Zwar ist anerkannt, dass auch Kraftaufwendungen wie schweres Heben oder Drücken, auch wenn gewohnte betriebsübliche Arbeit, als körpereigene Bewegungen äußere Ereignisse i.S.d. Unfallbegriffes sein können (vgl. BSG Breithaupt 1974, 843, 845). Ob den Ausführungen des Dr. F. gefolgt werden kann, dass im Falle des Berufungsklägers kein von außen auf den Körper wirkendes Ereignis stattgefunden hat, kann dahingestellt bleiben. Übereinstimmend haben sowohl Dr. F. als auch Dr. K. ausgeführt, dass das Ereignis vom 2. November 1995 nicht geeignet gewesen ist, die Bandscheibe des Berufungsklägers zu schädigen. Das bewusste, kontrollierte Heben ist kein Vorgang, der als wesentliche Teilursache eines Körperschadens im Bereich der Bandscheibe zu diskutieren ist. Die Muskulatur kann nicht mehr an Kraft aufwenden, als es die Strukturen der Bandscheiben tolerieren. Wird ein schwerer Gegenstand angehoben, dann entlastet die Rückenstreck- und Bauchmuskulatur die Wirbelsäule und schützt sie so vor Schaden. Die Druckfestigkeit altersentsprechender Bandscheiben liegt weit über der Druckfestigkeit altersentsprechender Wirbelkörper. Dies hat zur Folge, dass im Falle maximaler Kraftanstrengung nicht die Bandscheibe infolge Druckerhöhung Schaden nimmt, sondern der Wirbelkörper. Etwas anderes gilt nur im Falle degenerativer Veränderungen der Bandscheibe. Dies ist von Dr. F. im Einzelnen in seinem Gutachten vom 21. Mai 1998 überzeugend ausgeführt und durch Dr. K. bestätigt worden.
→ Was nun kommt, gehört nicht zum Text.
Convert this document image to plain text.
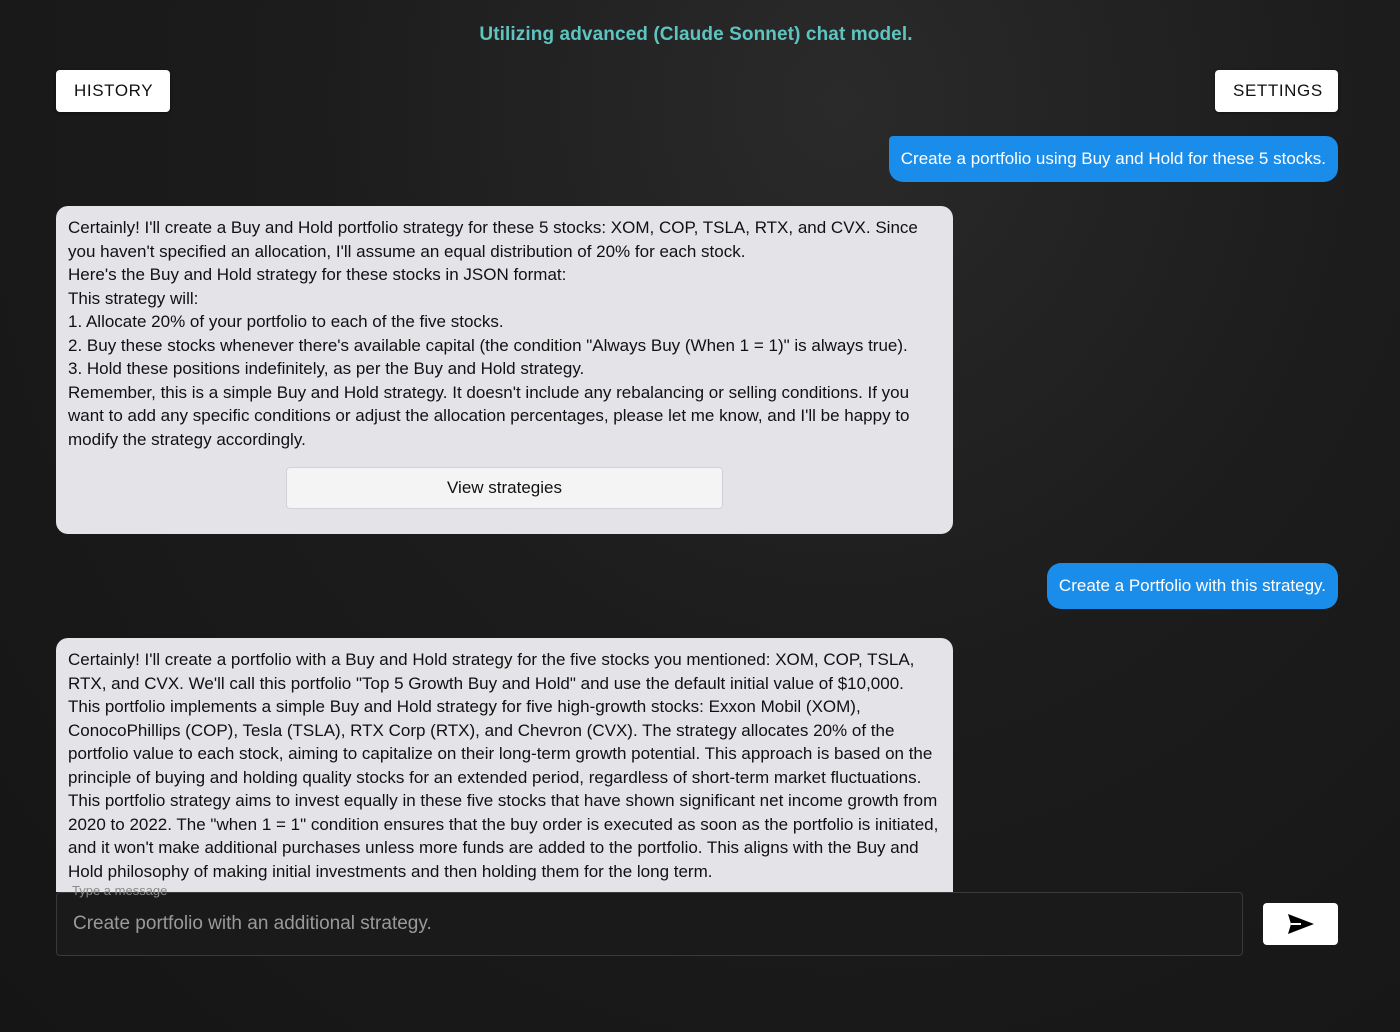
Utilizing advanced (Claude Sonnet) chat model.
HISTORY	SETTINGS
Create a portfolio using Buy and Hold for these 5 stocks.

Certainly! I'll create a Buy and Hold portfolio strategy for these 5 stocks: XOM, COP, TSLA, RTX, and CVX. Since you haven't specified an allocation, I'll assume an equal distribution of 20% for each stock.

Here's the Buy and Hold strategy for these stocks in JSON format:

This strategy will:

1. Allocate 20% of your portfolio to each of the five stocks.

2. Buy these stocks whenever there's available capital (the condition "Always Buy (When 1 = 1)" is always true).

3. Hold these positions indefinitely, as per the Buy and Hold strategy.

Remember, this is a simple Buy and Hold strategy. It doesn't include any rebalancing or selling conditions. If you want to add any specific conditions or adjust the allocation percentages, please let me know, and I'll be happy to modify the strategy accordingly.

View strategies
Create a Portfolio with this strategy.

Certainly! I'll create a portfolio with a Buy and Hold strategy for the five stocks you mentioned: XOM, COP, TSLA, RTX, and CVX. We'll call this portfolio "Top 5 Growth Buy and Hold" and use the default initial value of $10,000.

This portfolio implements a simple Buy and Hold strategy for five high-growth stocks: Exxon Mobil (XOM), ConocoPhillips (COP), Tesla (TSLA), RTX Corp (RTX), and Chevron (CVX). The strategy allocates 20% of the portfolio value to each stock, aiming to capitalize on their long-term growth potential. This approach is based on the principle of buying and holding quality stocks for an extended period, regardless of short-term market fluctuations.

This portfolio strategy aims to invest equally in these five stocks that have shown significant net income growth from 2020 to 2022. The "when 1 = 1" condition ensures that the buy order is executed as soon as the portfolio is initiated, and it won't make additional purchases unless more funds are added to the portfolio. This aligns with the Buy and Hold philosophy of making initial investments and then holding them for the long term.

Create portfolio with an additional strategy.
Type a message
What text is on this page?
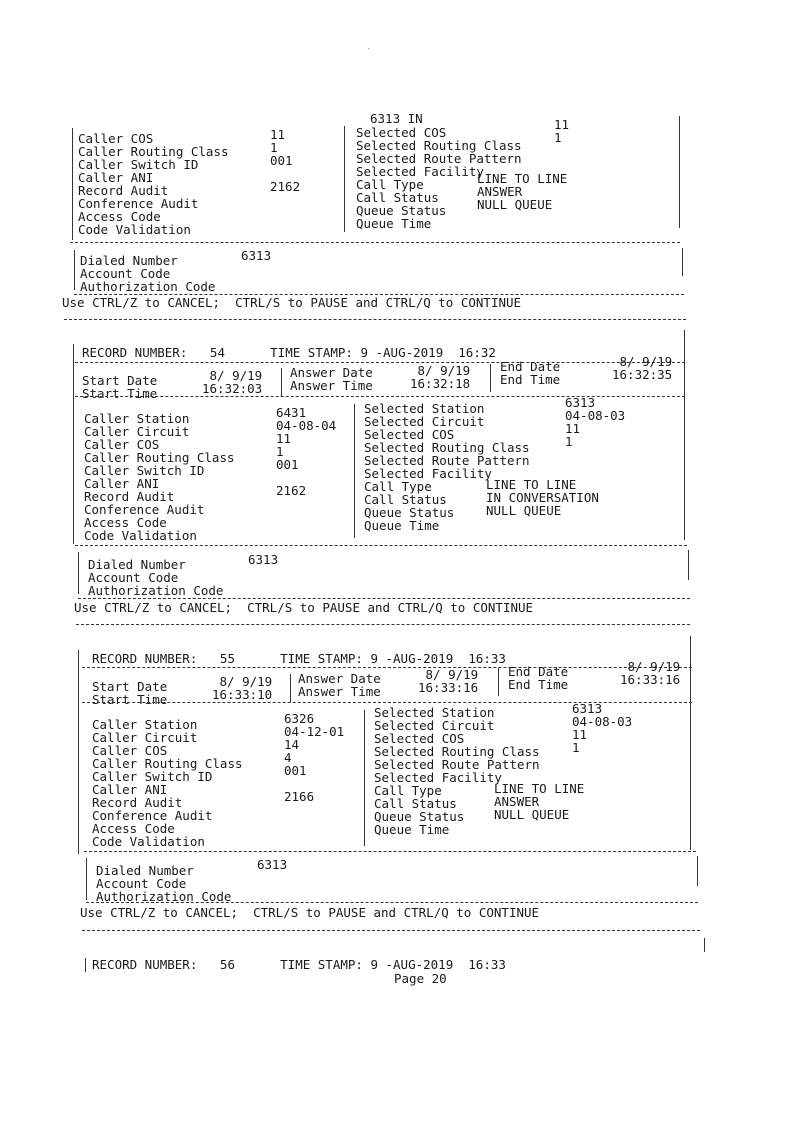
6313 IN
Caller COS
Caller Routing Class
Caller Switch ID
Caller ANI
Record Audit
Conference Audit
Access Code
Code Validation
11
1
001

2162
Selected COS
Selected Routing Class
Selected Route Pattern
Selected Facility
Call Type
Call Status
Queue Status
Queue Time
11
1
LINE TO LINE
ANSWER
NULL QUEUE
Dialed Number
Account Code
Authorization Code
6313
Use CTRL/Z to CANCEL;  CTRL/S to PAUSE and CTRL/Q to CONTINUE
RECORD NUMBER:   54      TIME STAMP: 9 -AUG-2019  16:32
Start Date
Start Time
8/ 9/19
16:32:03
Answer Date
Answer Time
8/ 9/19
16:32:18
End Date
End Time
8/ 9/19
16:32:35
Caller Station
Caller Circuit
Caller COS
Caller Routing Class
Caller Switch ID
Caller ANI
Record Audit
Conference Audit
Access Code
Code Validation
6431
04-08-04
11
1
001

2162
Selected Station
Selected Circuit
Selected COS
Selected Routing Class
Selected Route Pattern
Selected Facility
Call Type
Call Status
Queue Status
Queue Time
6313
04-08-03
11
1
LINE TO LINE
IN CONVERSATION
NULL QUEUE
Dialed Number
Account Code
Authorization Code
6313
Use CTRL/Z to CANCEL;  CTRL/S to PAUSE and CTRL/Q to CONTINUE
RECORD NUMBER:   55      TIME STAMP: 9 -AUG-2019  16:33
Start Date
Start Time
8/ 9/19
16:33:10
Answer Date
Answer Time
8/ 9/19
16:33:16
End Date
End Time
8/ 9/19
16:33:16
Caller Station
Caller Circuit
Caller COS
Caller Routing Class
Caller Switch ID
Caller ANI
Record Audit
Conference Audit
Access Code
Code Validation
6326
04-12-01
14
4
001

2166
Selected Station
Selected Circuit
Selected COS
Selected Routing Class
Selected Route Pattern
Selected Facility
Call Type
Call Status
Queue Status
Queue Time
6313
04-08-03
11
1
LINE TO LINE
ANSWER
NULL QUEUE
Dialed Number
Account Code
Authorization Code
6313
Use CTRL/Z to CANCEL;  CTRL/S to PAUSE and CTRL/Q to CONTINUE
RECORD NUMBER:   56      TIME STAMP: 9 -AUG-2019  16:33
Page 20
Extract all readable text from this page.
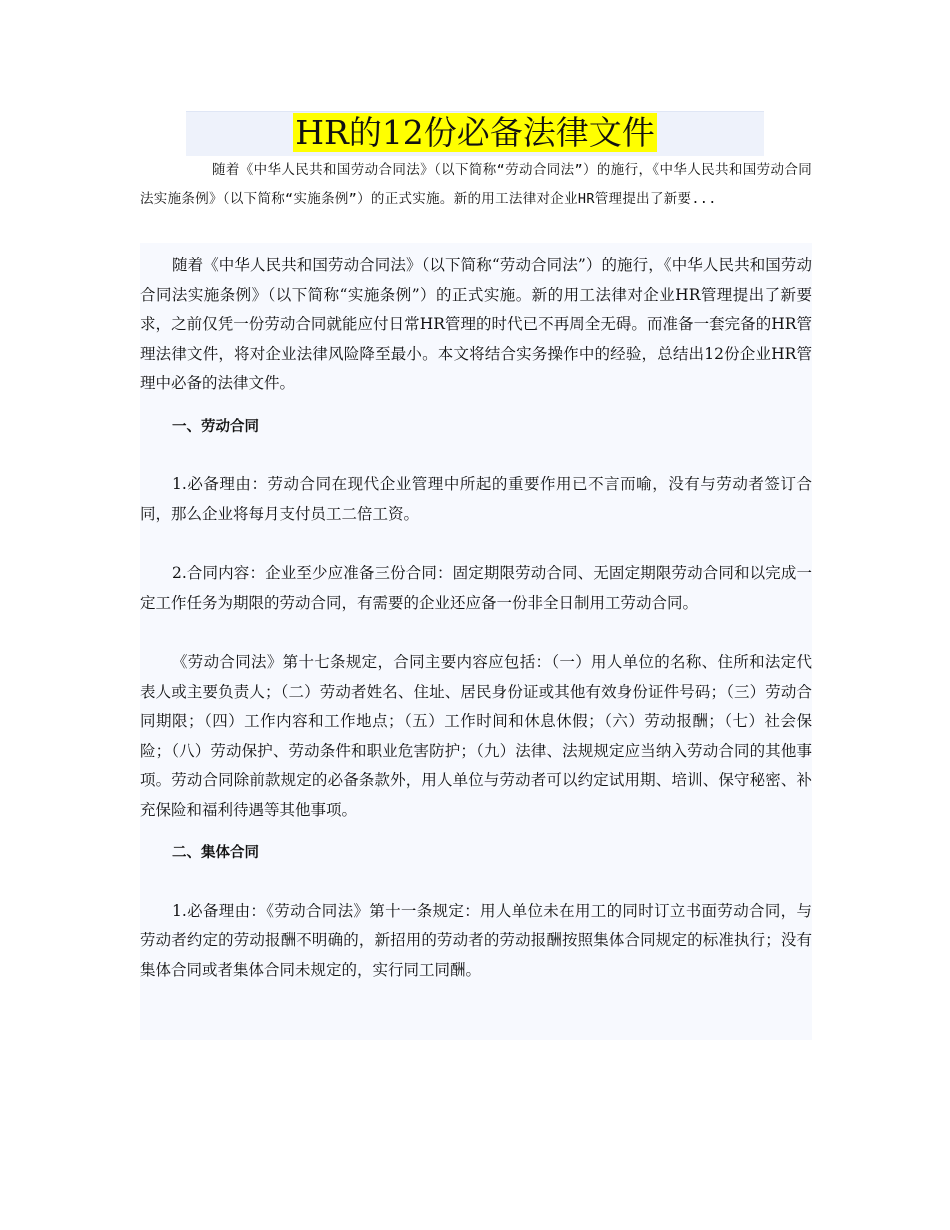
HR的12份必备法律文件

随着《中华人民共和国劳动合同法》（以下简称“劳动合同法”）的施行，《中华人民共和国劳动合同法实施条例》（以下简称“实施条例”）的正式实施。新的用工法律对企业HR管理提出了新要...

随着《中华人民共和国劳动合同法》（以下简称“劳动合同法”）的施行，《中华人民共和国劳动合同法实施条例》（以下简称“实施条例”）的正式实施。新的用工法律对企业HR管理提出了新要求，之前仅凭一份劳动合同就能应付日常HR管理的时代已不再周全无碍。而准备一套完备的HR管理法律文件，将对企业法律风险降至最小。本文将结合实务操作中的经验，总结出12份企业HR管理中必备的法律文件。

一、劳动合同

1.必备理由：劳动合同在现代企业管理中所起的重要作用已不言而喻，没有与劳动者签订合同，那么企业将每月支付员工二倍工资。

2.合同内容：企业至少应准备三份合同：固定期限劳动合同、无固定期限劳动合同和以完成一定工作任务为期限的劳动合同，有需要的企业还应备一份非全日制用工劳动合同。

《劳动合同法》第十七条规定，合同主要内容应包括：（一）用人单位的名称、住所和法定代表人或主要负责人；（二）劳动者姓名、住址、居民身份证或其他有效身份证件号码；（三）劳动合同期限；（四）工作内容和工作地点；（五）工作时间和休息休假；（六）劳动报酬；（七）社会保险；（八）劳动保护、劳动条件和职业危害防护；（九）法律、法规规定应当纳入劳动合同的其他事项。劳动合同除前款规定的必备条款外，用人单位与劳动者可以约定试用期、培训、保守秘密、补充保险和福利待遇等其他事项。

二、集体合同

1.必备理由：《劳动合同法》第十一条规定：用人单位未在用工的同时订立书面劳动合同，与劳动者约定的劳动报酬不明确的，新招用的劳动者的劳动报酬按照集体合同规定的标准执行；没有集体合同或者集体合同未规定的，实行同工同酬。
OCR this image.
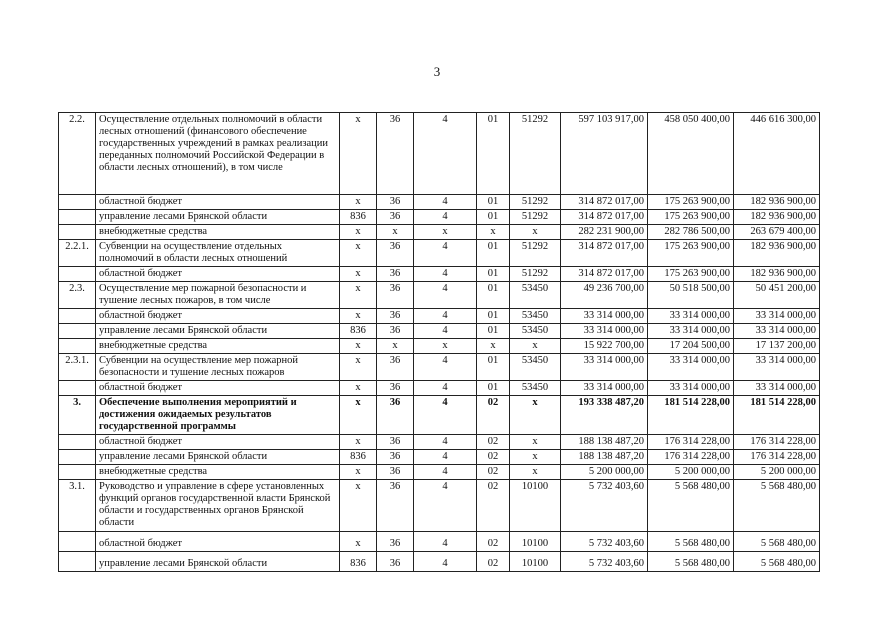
3
2.2.	Осуществление отдельных полномочий в области лесных отношений (финансового обеспечение государственных учреждений в рамках реализации переданных полномочий Российской Федерации в области лесных отношений), в том числе	х	36	4	01	51292	597 103 917,00	458 050 400,00	446 616 300,00
	областной бюджет	х	36	4	01	51292	314 872 017,00	175 263 900,00	182 936 900,00
	управление лесами Брянской области	836	36	4	01	51292	314 872 017,00	175 263 900,00	182 936 900,00
	внебюджетные средства	х	х	х	х	х	282 231 900,00	282 786 500,00	263 679 400,00
2.2.1.	Субвенции на осуществление отдельных полномочий в области лесных отношений	х	36	4	01	51292	314 872 017,00	175 263 900,00	182 936 900,00
	областной бюджет	х	36	4	01	51292	314 872 017,00	175 263 900,00	182 936 900,00
2.3.	Осуществление мер пожарной безопасности и тушение лесных пожаров, в том числе	х	36	4	01	53450	49 236 700,00	50 518 500,00	50 451 200,00
	областной бюджет	х	36	4	01	53450	33 314 000,00	33 314 000,00	33 314 000,00
	управление лесами Брянской области	836	36	4	01	53450	33 314 000,00	33 314 000,00	33 314 000,00
	внебюджетные средства	х	х	х	х	х	15 922 700,00	17 204 500,00	17 137 200,00
2.3.1.	Субвенции на осуществление мер пожарной безопасности и тушение лесных пожаров	х	36	4	01	53450	33 314 000,00	33 314 000,00	33 314 000,00
	областной бюджет	х	36	4	01	53450	33 314 000,00	33 314 000,00	33 314 000,00
3.	Обеспечение выполнения мероприятий и достижения ожидаемых результатов государственной программы	х	36	4	02	х	193 338 487,20	181 514 228,00	181 514 228,00
	областной бюджет	х	36	4	02	х	188 138 487,20	176 314 228,00	176 314 228,00
	управление лесами Брянской области	836	36	4	02	х	188 138 487,20	176 314 228,00	176 314 228,00
	внебюджетные средства	х	36	4	02	х	5 200 000,00	5 200 000,00	5 200 000,00
3.1.	Руководство и управление в сфере установленных функций органов государственной власти Брянской области и государственных органов Брянской области	х	36	4	02	10100	5 732 403,60	5 568 480,00	5 568 480,00
	областной бюджет	х	36	4	02	10100	5 732 403,60	5 568 480,00	5 568 480,00
	управление лесами Брянской области	836	36	4	02	10100	5 732 403,60	5 568 480,00	5 568 480,00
Auch weist Dr. K. darauf hin, dass nach dem Ereignis vom 2. November 1995 weder durch das CT am 24. Januar 1996 noch durch das MRT im Juli 1996 eine wesentliche Bandscheibenverletzung nachgewiesen worden ist. Vielmehr ist nach dem Ereignis vom 2. November 1995 die Gesundheitsstörung des Berufungsklägers im Lendenwirbelsäulenbereich erstmalig als Lumbago beschrieben worden. In der Zwischenzeit ist mit CT am 24. Januar 1996 eine Protrusion der Bandscheibe L5/S1 festgestellt worden, wo hingegen im Juli 1996 durch das MRT kein besonderer Befund mehr erhoben worden sei. Erst ein CT der LWS vom 12. Mai 1998 habe dann einen medio-lateralen Bandscheibenvorfall L 5/S1 ergeben, also zu einem Zeitpunkt nach einem weiteren von dem Berufungskläger angeschuldigten Ereignis vom 2. September 1996. Hiernach steht fest, dass die zunächst festgestellte Gesundheitsstörung einer Protrusion der Bandscheibe L5/S1 anlässlich des MRT im Juli 1996 nicht mehr vorgelegen hat und demzufolge folgenlos ausgeheilt war. Mithin waren nach dem Ereignis vom 2. November 1995 sowohl durch das CT am 24. Januar 1996 als durch das MRT im Juli 1996 keine wesentliche Bandscheibenverletzungen mehr nachgewiesen worden. Auch wird dieser Befund bestätigt durch die medizinischen Sachverständigen Dr. F. und Dr. K ... Beide kommen übereinstimmend auch zu dem Ergebnis, dass eine unfallbedingte Minderung der Erwerbsfähigkeit seit dem 2. November 1995 nicht vorgelegen hat.
Die Kostenentscheidung beruht auf § 193 Abs. 1 SGG.Gesetzliche Gründe für die Zulassung der Revision gem. § 160 Abs. 2 Nrn. 1 und 2 SGG haben nicht vorgelegen.